THE events of last week in the Latrobe Valley typified the roller coaster the region is on right now.
From big vision proclamations that the Valley could be Australia’s next big mining export region, and visits by more senior government ministers talking up potential for a prosperous future, to the lived reality of major projects put on hold, contracts lost, power industry redundancies on offer and an ambitious power station buy-out plan stalled.
Sometimes The Express cops criticism for reporting on the social and economic battles facing the Valley.
We are told ‘negative’ reporting undermines business confidence and morale.
It is a precarious balance we strive to maintain – we are a news service, not a promotional brochure for the region, and we have an obligation to tell it how it is.
At the same time we have our own vested interests in seeing the Valley thrive – we live and work here too. The truth is not always pretty or palatable but we have to report it. The good news stories are our favourites but the reality is there are not enough of them – if we ignored the tougher subjects the government might well ignore them too.
Right now, the region is doing battle on every front.
Our rates of gambling losses, family violence, child abuse and unemployment are among the highest in the state, while our educational outcomes and health profile are among the lowest.
Frontline social and health workers and teachers know the data is symptomatic of entrenched pockets of genuine poverty.
Numerous studies link that to the impact of government policy, in particular the knock-on effect of the electricity industry privatisation.
Some parts of the region have bounced back, but many have not. It is in no-one’s interest to ignore that. The State Government warns the Federal Government’s incoming carbon tax and ‘contracts for closure’ scheme will see further job and investment losses in the Valley. The Federal Government claims the region was devastated by the State Government’s 1990s privatisation agenda. At least both sides recognise government policy has triggered the decline.
The Valley was struggling long before the global financial crisis or high Aussie dollar were factors. With that established, it would seem unjust to leave too much of the fight for survival to ‘market forces’. Having to compete for assistance implies there is an even playing field – but there’s not.
When successive governments introduce policy that sacrifices the economic base of a region to further its ideological agenda and top up budgets, that region has a case for preferential treatment.
There has never been a greater demand for intense and immediate government investment in the Valley.
The clean coal vision being spruiked may or may not evolve but, at best, it’s years away and calls for massive investment in technologies and infrastructure.
The Federal Government says that is largely up to the market. Gippsland Aeronautics says it can promise serious job opportunities in the immediate future if funds are secured for airport upgrades.
The Federal Government says that is in the hands of a competitive process. It seems policy can be imposed but support to diversify must be earned.
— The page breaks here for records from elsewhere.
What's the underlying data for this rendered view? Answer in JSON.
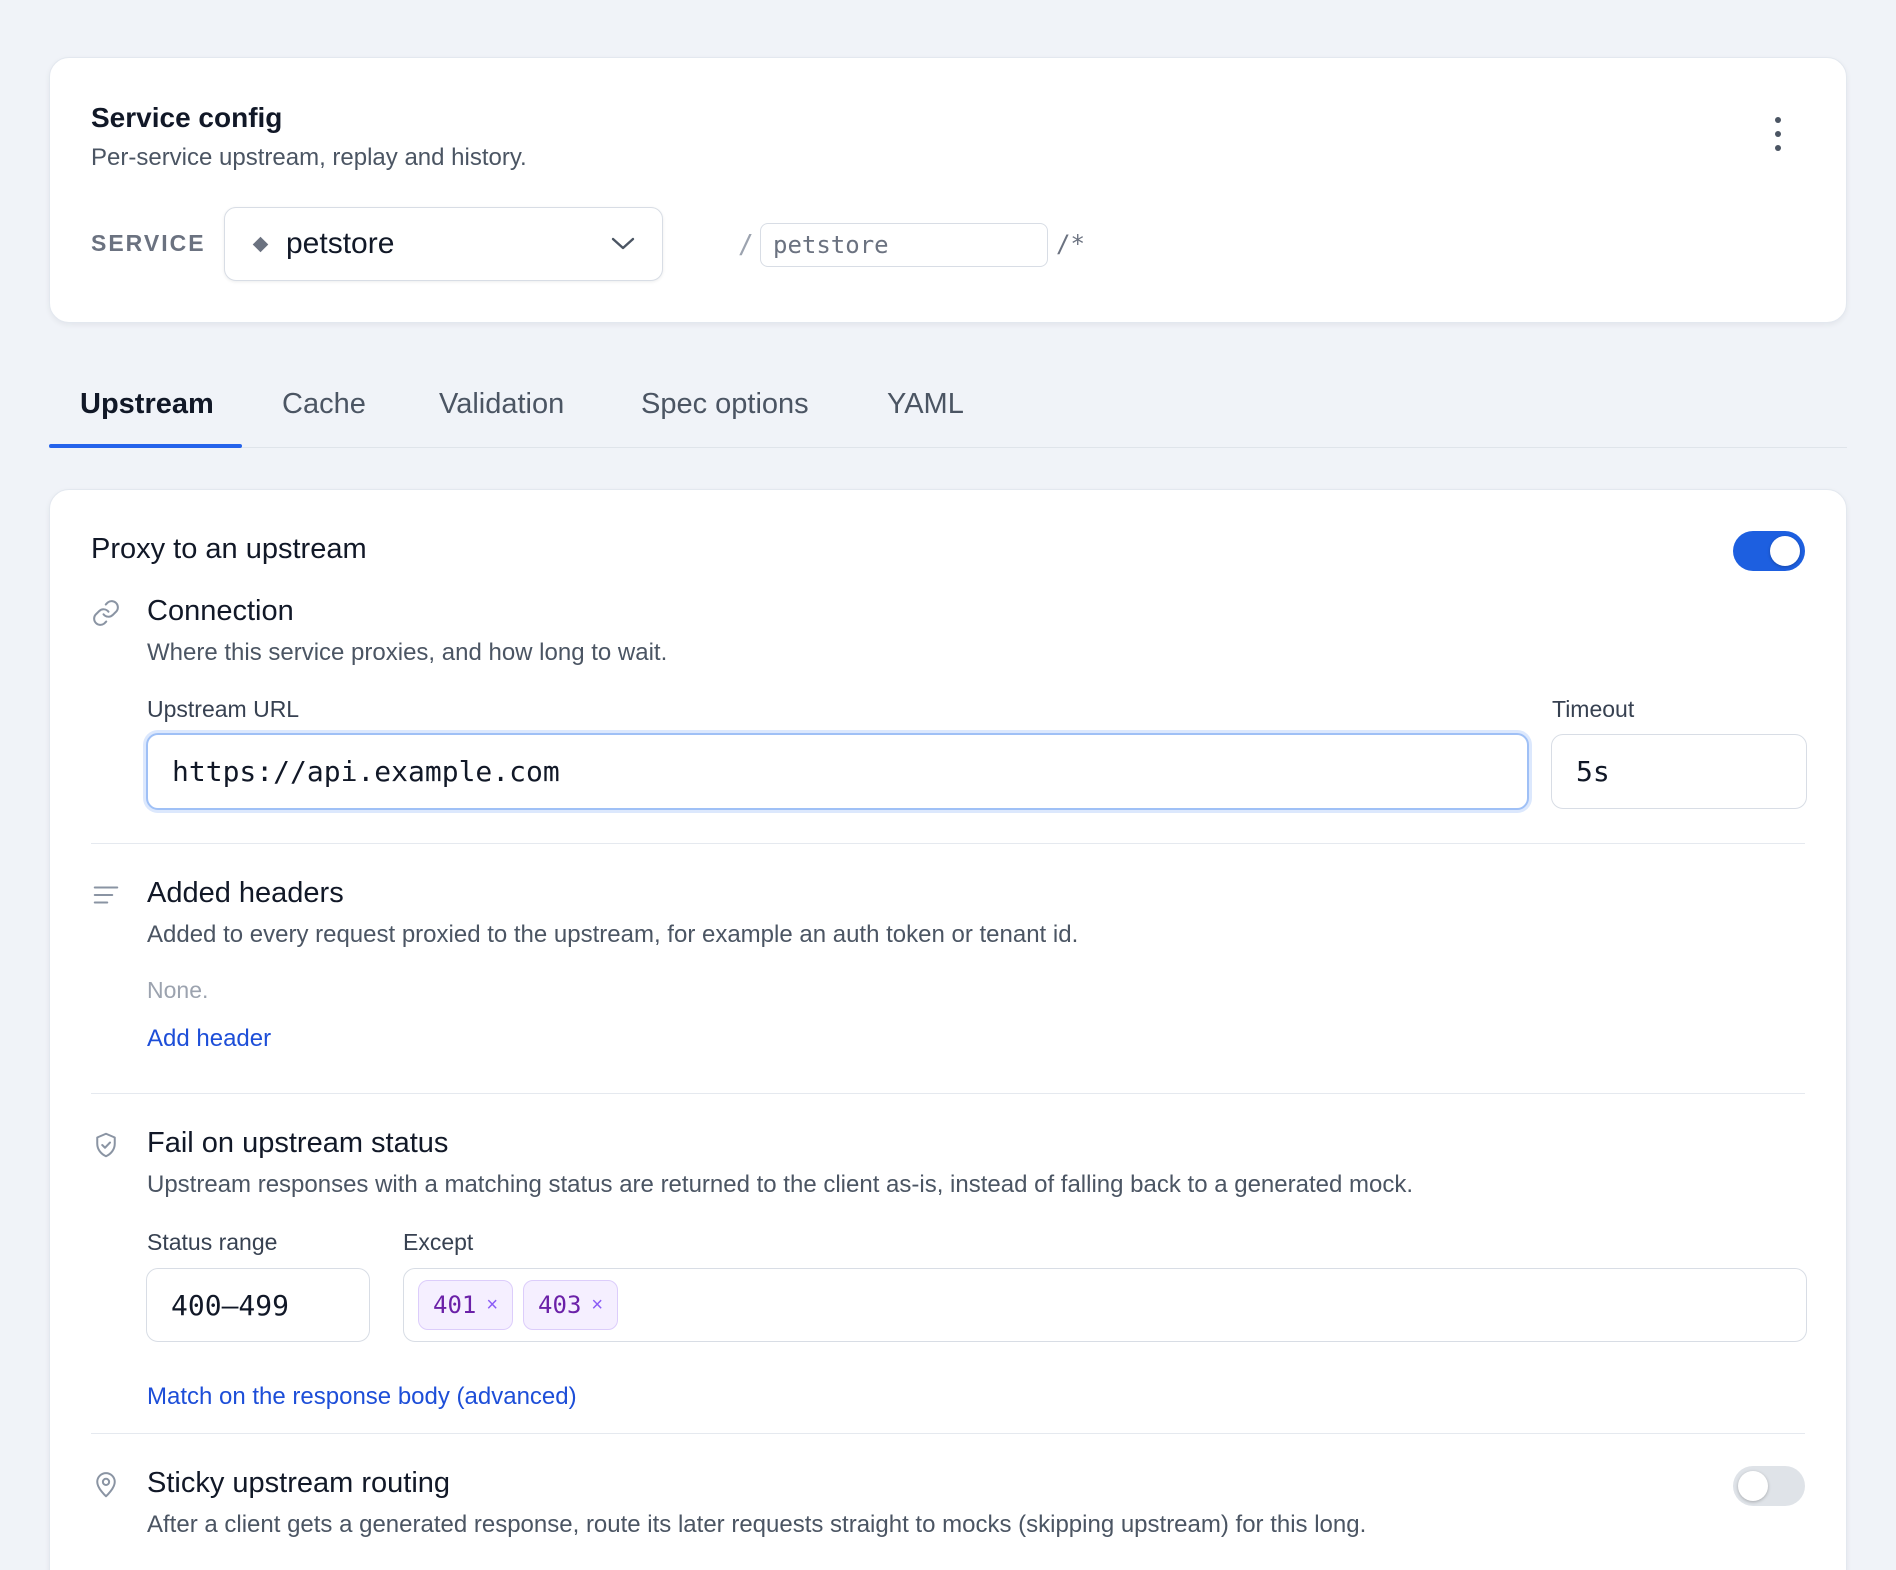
{
  "header": {
    "title": "Service config",
    "subtitle": "Per-service upstream, replay and history.",
    "service_label": "SERVICE",
    "service_value": "petstore",
    "path_prefix": "/",
    "path_value": "petstore",
    "path_suffix": "/*"
  },
  "tabs": [
    {
      "label": "Upstream",
      "active": true
    },
    {
      "label": "Cache",
      "active": false
    },
    {
      "label": "Validation",
      "active": false
    },
    {
      "label": "Spec options",
      "active": false
    },
    {
      "label": "YAML",
      "active": false
    }
  ],
  "upstream": {
    "proxy_title": "Proxy to an upstream",
    "proxy_enabled": true,
    "connection": {
      "title": "Connection",
      "description": "Where this service proxies, and how long to wait.",
      "url_label": "Upstream URL",
      "url_value": "https://api.example.com",
      "timeout_label": "Timeout",
      "timeout_value": "5s"
    },
    "headers": {
      "title": "Added headers",
      "description": "Added to every request proxied to the upstream, for example an auth token or tenant id.",
      "empty_text": "None.",
      "add_label": "Add header"
    },
    "fail_status": {
      "title": "Fail on upstream status",
      "description": "Upstream responses with a matching status are returned to the client as-is, instead of falling back to a generated mock.",
      "range_label": "Status range",
      "range_value": "400–499",
      "except_label": "Except",
      "except_values": [
        "401",
        "403"
      ],
      "remove_glyph": "×",
      "advanced_link": "Match on the response body (advanced)"
    },
    "sticky": {
      "title": "Sticky upstream routing",
      "description": "After a client gets a generated response, route its later requests straight to mocks (skipping upstream) for this long.",
      "enabled": false
    }
  },
  "colors": {
    "accent": "#2563eb",
    "toggle_on": "#1d5fe0",
    "link": "#1d4ed8",
    "chip_text": "#6b21a8",
    "chip_bg": "#f5efff"
  }
}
I have covered news in the Valley, and worked for both sides of its politics, for the best part of 20 years.
I have seen, and sometimes worked on, more reports, taskforces and strategies than you can poke a stick at. After a while, they all start to look the same. It is encouraging then, that the current work of the Latrobe Valley Transition Committee, underpinned by two long serving and experienced ministers from opposing parties, has secured such unqualified bipartisan support.
It is commendable that ministers Simon Crean and Peter Ryan, who share an obvious mutual respect, have been so present in the Valley over past months.
Unless there is an election looming it is rare to see senior federal ministers here at all.
If nothing else, after years of relative neglect, the Valley is finally on the map.
The ministers assure us their joint taskforce will deliver more than just rhetoric – only sustained, targeted and significant assistance will prevent that.
Government support needs to extend well beyond temporary compensation measures for the power industry.
If, as anticipated, we face imminent power station closures, it is not enough for the Federal Government to assure us the process will be ‘managed’.
The loss of hundreds of secure and well-paid jobs in a depressed region will be hard to ‘manage’.
The promise of job-seeking assistance to retrenched workers for jobs that do not exist will not cut it.
Work on a long-term vision is necessary, no doubt, but the Valley has numerous urgent proposals and requests already in the system – if governments are serious about seeing the Valley survive, they will act on them now.